Winery: Walter and Gertrud Schug seemed destined to be in the wine business. Both their fathers managed wine estates in Germany. They met while he was working near her father’s estate. A month after their marriage in 1961 they took a boat to New York and then drove their Volkswagen Beetle cross country to California
Walter started his career in Germany, apprenticing at all nine of the famed wine estates of Hessen on the Rhein River. His first harvest was 1954, and after earning a degree in viticulture and enology he left for California.
For five years he worked for a large bulk wine producer and then joined the E & J Gallo winery. Schug perfected his craft working for Julio Gallo starting in 1966 and as founding winemaker for Joseph Phelps before he launched his own label in 1980.
Three years after starting his label he left Phelps and concentrated on growing his brand. Production soon exceeded capacity of their leased winery in Napa Valley, so in 1989 the Schugs bought 50 acres in the Sonoma area of Carneros and started planting vines. That is the heart of their operation today.
Each of the three children contributed to the operation in some way, and today they carry on the family tradition. The property southwest of the town of Sonoma features a beautiful, comfortable tasting room tucked into a hillside containing underground barrel caves. Behind the winery building is a spot with panoramic views of the entire area.
I have enjoyed many tastings in the winery, including times when Walter Schug showed up to chat about his wine. The winery specializes in pinot noir and chardonnay, but also offers merlot, cabernet sauvignon, cabernet franc, sauvignon blanc, sparkling wine and late harvest riesling.
Sustainable wine growing and winemaking practices are a cornerstone of production at Schug Winery.
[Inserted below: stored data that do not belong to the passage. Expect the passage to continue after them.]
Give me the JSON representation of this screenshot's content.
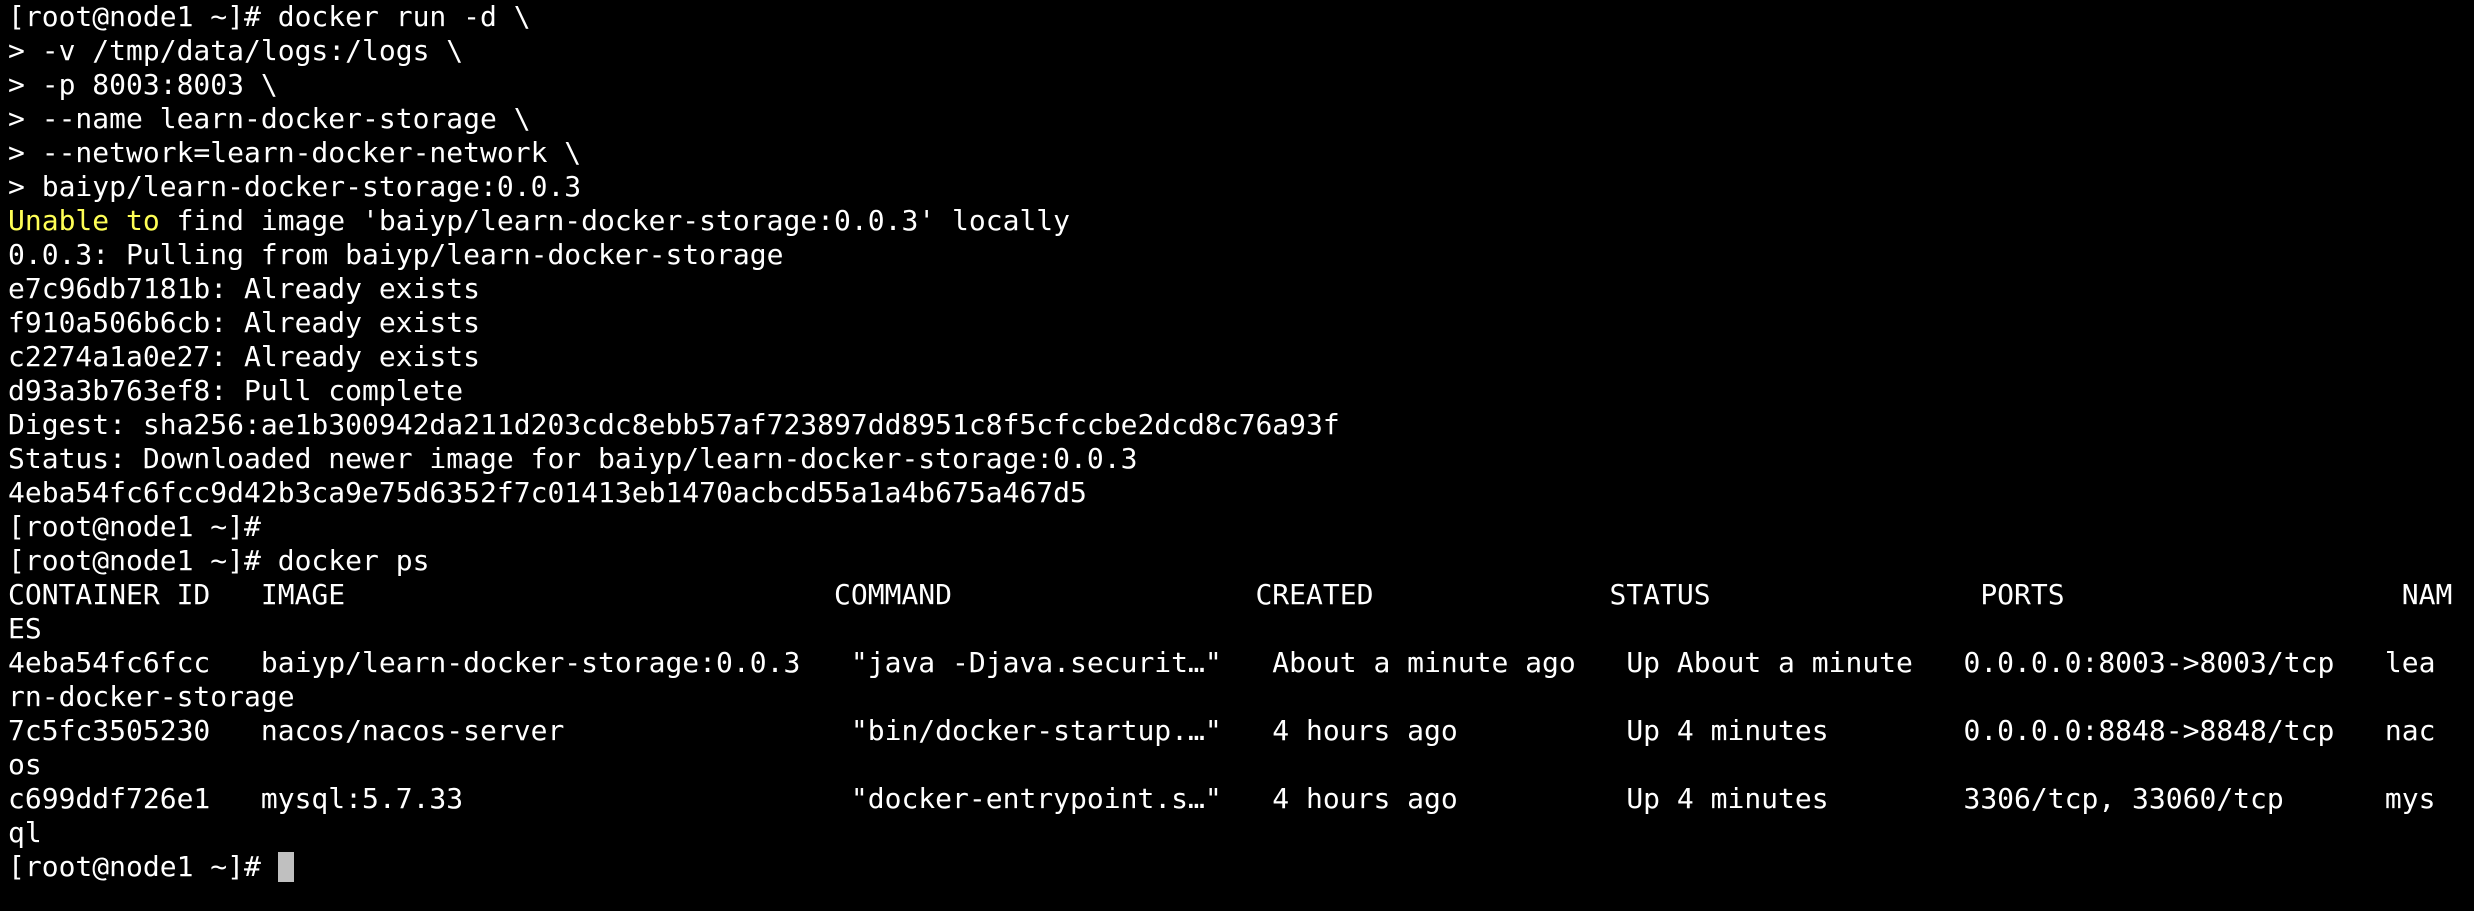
{
  "terminal": {
    "theme": {
      "background": "#000000",
      "foreground": "#ffffff",
      "highlight": "#ffff55",
      "cursor": "#c0c0c0"
    },
    "lines": [
      "[root@node1 ~]# docker run -d \\",
      "> -v /tmp/data/logs:/logs \\",
      "> -p 8003:8003 \\",
      "> --name learn-docker-storage \\",
      "> --network=learn-docker-network \\",
      "> baiyp/learn-docker-storage:0.0.3",
      {
        "highlight": "Unable to",
        "text": " find image 'baiyp/learn-docker-storage:0.0.3' locally"
      },
      "0.0.3: Pulling from baiyp/learn-docker-storage",
      "e7c96db7181b: Already exists",
      "f910a506b6cb: Already exists",
      "c2274a1a0e27: Already exists",
      "d93a3b763ef8: Pull complete",
      "Digest: sha256:ae1b300942da211d203cdc8ebb57af723897dd8951c8f5cfccbe2dcd8c76a93f",
      "Status: Downloaded newer image for baiyp/learn-docker-storage:0.0.3",
      "4eba54fc6fcc9d42b3ca9e75d6352f7c01413eb1470acbcd55a1a4b675a467d5",
      "[root@node1 ~]#",
      "[root@node1 ~]# docker ps",
      "CONTAINER ID   IMAGE                             COMMAND                  CREATED              STATUS                PORTS                    NAM",
      "ES",
      "4eba54fc6fcc   baiyp/learn-docker-storage:0.0.3   \"java -Djava.securit…\"   About a minute ago   Up About a minute   0.0.0.0:8003->8003/tcp   lea",
      "rn-docker-storage",
      "7c5fc3505230   nacos/nacos-server                 \"bin/docker-startup.…\"   4 hours ago          Up 4 minutes        0.0.0.0:8848->8848/tcp   nac",
      "os",
      "c699ddf726e1   mysql:5.7.33                       \"docker-entrypoint.s…\"   4 hours ago          Up 4 minutes        3306/tcp, 33060/tcp      mys",
      "ql"
    ],
    "prompt": "[root@node1 ~]# "
  }
}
It was a wonderful version of this dish, full of ground beef, mashed potatoes and vegetables such as carrots, peas and corn. It had rich, warm flavors with jus the right amount of spices. I can’t share the recipe because it is Michaela’s, and I don’t blame her for not sharing it.
Paired with the wine, it made a terrific meal, especially with the Nutella pie she made for dessert.
This wine also would pair nicely with lamb, duck or even grilled fish.